Aku mencoba menjawab soal itu lagi sambil menggunakan metode yang diajarkan Kazemiya kepadaku.

Bagaimana dengan begini?”

“Sempurna. Kamu melakukannya dengan baik.”

Yang kulakukan hanyalah belajar. Tapi melakukannya seperti ini ketika diajari oleh Kazemiya entah bagaimana membuatnya lebih menarik daripada pelajaran di kelas. ...Selain itu, entah kenapa dia sangat pandai mengajar orang.

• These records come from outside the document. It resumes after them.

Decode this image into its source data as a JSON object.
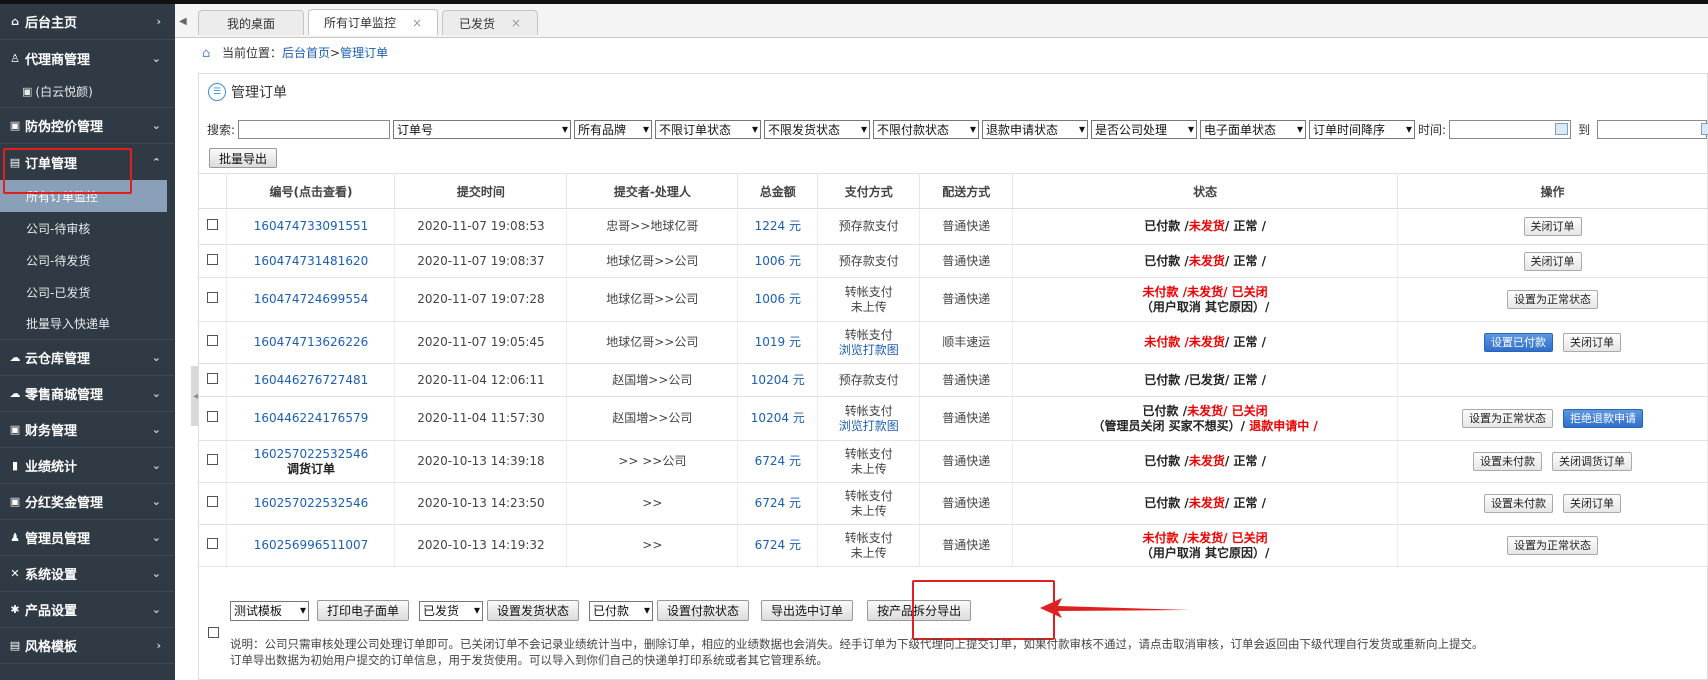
{
  "sidebar": {
    "items": [
      {
        "icon": "home-icon",
        "glyph": "⌂",
        "label": "后台主页",
        "chev": "›"
      },
      {
        "icon": "user-icon",
        "glyph": "♙",
        "label": "代理商管理",
        "chev": "⌄"
      },
      {
        "icon": "shield-icon",
        "glyph": "▣",
        "label": "防伪控价管理",
        "chev": "⌄"
      },
      {
        "icon": "document-icon",
        "glyph": "▤",
        "label": "订单管理",
        "chev": "⌃"
      },
      {
        "icon": "cloud-icon",
        "glyph": "☁",
        "label": "云仓库管理",
        "chev": "⌄"
      },
      {
        "icon": "shop-icon",
        "glyph": "☁",
        "label": "零售商城管理",
        "chev": "⌄"
      },
      {
        "icon": "finance-icon",
        "glyph": "▣",
        "label": "财务管理",
        "chev": "⌄"
      },
      {
        "icon": "chart-icon",
        "glyph": "▮",
        "label": "业绩统计",
        "chev": "⌄"
      },
      {
        "icon": "dividend-icon",
        "glyph": "▣",
        "label": "分红奖金管理",
        "chev": "⌄"
      },
      {
        "icon": "admin-icon",
        "glyph": "♟",
        "label": "管理员管理",
        "chev": "⌄"
      },
      {
        "icon": "tools-icon",
        "glyph": "✕",
        "label": "系统设置",
        "chev": "⌄"
      },
      {
        "icon": "gear-icon",
        "glyph": "✱",
        "label": "产品设置",
        "chev": "⌄"
      },
      {
        "icon": "template-icon",
        "glyph": "▤",
        "label": "风格模板",
        "chev": "›"
      }
    ],
    "agent_sub": {
      "glyph": "▣",
      "label": "(白云悦颜)"
    },
    "order_sub": [
      "所有订单监控",
      "公司-待审核",
      "公司-待发货",
      "公司-已发货",
      "批量导入快递单"
    ]
  },
  "tabs": [
    {
      "label": "我的桌面",
      "closable": false
    },
    {
      "label": "所有订单监控",
      "closable": true
    },
    {
      "label": "已发货",
      "closable": true
    }
  ],
  "tab_close": "×",
  "breadcrumb": {
    "prefix": "当前位置：",
    "home": "后台首页",
    "sep": " > ",
    "current": "管理订单"
  },
  "panel": {
    "icon_glyph": "☰",
    "title": "管理订单"
  },
  "filter": {
    "search_label": "搜索:",
    "search_value": "",
    "field_select": "订单号",
    "brand": "所有品牌",
    "order_status": "不限订单状态",
    "ship_status": "不限发货状态",
    "pay_status": "不限付款状态",
    "refund_status": "退款申请状态",
    "company_handle": "是否公司处理",
    "eform_status": "电子面单状态",
    "sort": "订单时间降序",
    "time_label": "时间:",
    "to_label": "到",
    "batch_export": "批量导出"
  },
  "table": {
    "headers": [
      "编号(点击查看)",
      "提交时间",
      "提交者-处理人",
      "总金额",
      "支付方式",
      "配送方式",
      "状态",
      "操作"
    ],
    "rows": [
      {
        "id": "160474733091551",
        "sub": "",
        "time": "2020-11-07 19:08:53",
        "who": "忠哥>>地球亿哥",
        "amount": "1224 元",
        "pay": "预存款支付",
        "pay2": "",
        "pay2_link": false,
        "ship": "普通快递",
        "status": [
          [
            {
              "t": "已付款 /",
              "c": "blk"
            },
            {
              "t": "未发货",
              "c": "red"
            },
            {
              "t": "/ 正常 /",
              "c": "blk"
            }
          ]
        ],
        "ops": [
          {
            "label": "关闭订单",
            "style": "sm"
          }
        ]
      },
      {
        "id": "160474731481620",
        "sub": "",
        "time": "2020-11-07 19:08:37",
        "who": "地球亿哥>>公司",
        "amount": "1006 元",
        "pay": "预存款支付",
        "pay2": "",
        "pay2_link": false,
        "ship": "普通快递",
        "status": [
          [
            {
              "t": "已付款 /",
              "c": "blk"
            },
            {
              "t": "未发货",
              "c": "red"
            },
            {
              "t": "/ 正常 /",
              "c": "blk"
            }
          ]
        ],
        "ops": [
          {
            "label": "关闭订单",
            "style": "sm"
          }
        ]
      },
      {
        "id": "160474724699554",
        "sub": "",
        "time": "2020-11-07 19:07:28",
        "who": "地球亿哥>>公司",
        "amount": "1006 元",
        "pay": "转帐支付",
        "pay2": "未上传",
        "pay2_link": false,
        "ship": "普通快递",
        "status": [
          [
            {
              "t": "未付款 /未发货/ 已关闭",
              "c": "red"
            }
          ],
          [
            {
              "t": "（用户取消 其它原因）/",
              "c": "blk"
            }
          ]
        ],
        "ops": [
          {
            "label": "设置为正常状态",
            "style": "sm"
          }
        ]
      },
      {
        "id": "160474713626226",
        "sub": "",
        "time": "2020-11-07 19:05:45",
        "who": "地球亿哥>>公司",
        "amount": "1019 元",
        "pay": "转帐支付",
        "pay2": "浏览打款图",
        "pay2_link": true,
        "ship": "顺丰速运",
        "status": [
          [
            {
              "t": "未付款 /未发货",
              "c": "red"
            },
            {
              "t": "/ 正常 /",
              "c": "blk"
            }
          ]
        ],
        "ops": [
          {
            "label": "设置已付款",
            "style": "blue"
          },
          {
            "label": "关闭订单",
            "style": "sm"
          }
        ]
      },
      {
        "id": "160446276727481",
        "sub": "",
        "time": "2020-11-04 12:06:11",
        "who": "赵国増>>公司",
        "amount": "10204 元",
        "pay": "预存款支付",
        "pay2": "",
        "pay2_link": false,
        "ship": "普通快递",
        "status": [
          [
            {
              "t": "已付款 /已发货/ 正常 /",
              "c": "blk"
            }
          ]
        ],
        "ops": []
      },
      {
        "id": "160446224176579",
        "sub": "",
        "time": "2020-11-04 11:57:30",
        "who": "赵国増>>公司",
        "amount": "10204 元",
        "pay": "转帐支付",
        "pay2": "浏览打款图",
        "pay2_link": true,
        "ship": "普通快递",
        "status": [
          [
            {
              "t": "已付款 /",
              "c": "blk"
            },
            {
              "t": "未发货/ 已关闭",
              "c": "red"
            }
          ],
          [
            {
              "t": "（管理员关闭 买家不想买）/",
              "c": "blk"
            },
            {
              "t": " 退款申请中 /",
              "c": "red"
            }
          ]
        ],
        "ops": [
          {
            "label": "设置为正常状态",
            "style": "sm"
          },
          {
            "label": "拒绝退款申请",
            "style": "blue"
          }
        ]
      },
      {
        "id": "160257022532546",
        "sub": "调货订单",
        "time": "2020-10-13 14:39:18",
        "who": ">> >>公司",
        "amount": "6724 元",
        "pay": "转帐支付",
        "pay2": "未上传",
        "pay2_link": false,
        "ship": "普通快递",
        "status": [
          [
            {
              "t": "已付款 /",
              "c": "blk"
            },
            {
              "t": "未发货",
              "c": "red"
            },
            {
              "t": "/ 正常 /",
              "c": "blk"
            }
          ]
        ],
        "ops": [
          {
            "label": "设置未付款",
            "style": "sm"
          },
          {
            "label": "关闭调货订单",
            "style": "sm"
          }
        ]
      },
      {
        "id": "160257022532546",
        "sub": "",
        "time": "2020-10-13 14:23:50",
        "who": ">>",
        "amount": "6724 元",
        "pay": "转帐支付",
        "pay2": "未上传",
        "pay2_link": false,
        "ship": "普通快递",
        "status": [
          [
            {
              "t": "已付款 /",
              "c": "blk"
            },
            {
              "t": "未发货",
              "c": "red"
            },
            {
              "t": "/ 正常 /",
              "c": "blk"
            }
          ]
        ],
        "ops": [
          {
            "label": "设置未付款",
            "style": "sm"
          },
          {
            "label": "关闭订单",
            "style": "sm"
          }
        ]
      },
      {
        "id": "160256996511007",
        "sub": "",
        "time": "2020-10-13 14:19:32",
        "who": ">>",
        "amount": "6724 元",
        "pay": "转帐支付",
        "pay2": "未上传",
        "pay2_link": false,
        "ship": "普通快递",
        "status": [
          [
            {
              "t": "未付款 /未发货/ 已关闭",
              "c": "red"
            }
          ],
          [
            {
              "t": "（用户取消 其它原因）/",
              "c": "blk"
            }
          ]
        ],
        "ops": [
          {
            "label": "设置为正常状态",
            "style": "sm"
          }
        ]
      }
    ]
  },
  "bottom": {
    "template_select": "测试模板",
    "print_eform": "打印电子面单",
    "ship_select": "已发货",
    "set_ship_status": "设置发货状态",
    "pay_select": "已付款",
    "set_pay_status": "设置付款状态",
    "export_selected": "导出选中订单",
    "split_export": "按产品拆分导出",
    "note_line1": "说明：公司只需审核处理公司处理订单即可。已关闭订单不会记录业绩统计当中，删除订单，相应的业绩数据也会消失。经手订单为下级代理向上提交订单，如果付款审核不通过，请点击取消审核，订单会返回由下级代理自行发货或重新向上提交。",
    "note_line2": "订单导出数据为初始用户提交的订单信息，用于发货使用。可以导入到你们自己的快递单打印系统或者其它管理系统。"
  },
  "colors": {
    "sidebar_bg": "#2f3a45",
    "active_sub": "#8aa0b8",
    "highlight_red": "#e02020",
    "link_blue": "#1a5fb4"
  }
}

Aku jadi penasaran apa dia juga melakukan banyak uji coba. Pengetahuannya berdasarkan pengalaman karena mudah dipahami dan secara alami masuk ke dalam pikiran orang yang diajar.

“Selain nilai dari ujian tengah semestermu, peringkatmu juga lumayan bagus iya ‘kan, Kazemiya? Apa kamu pandai dalam belajar?

Biasa saja sih. Kadang-kadang Shiori mengajariku, jadi menurutku itu mempunyai dampak yang besar.

Shiori? Sepertinya aku pernah mendengar nama itu...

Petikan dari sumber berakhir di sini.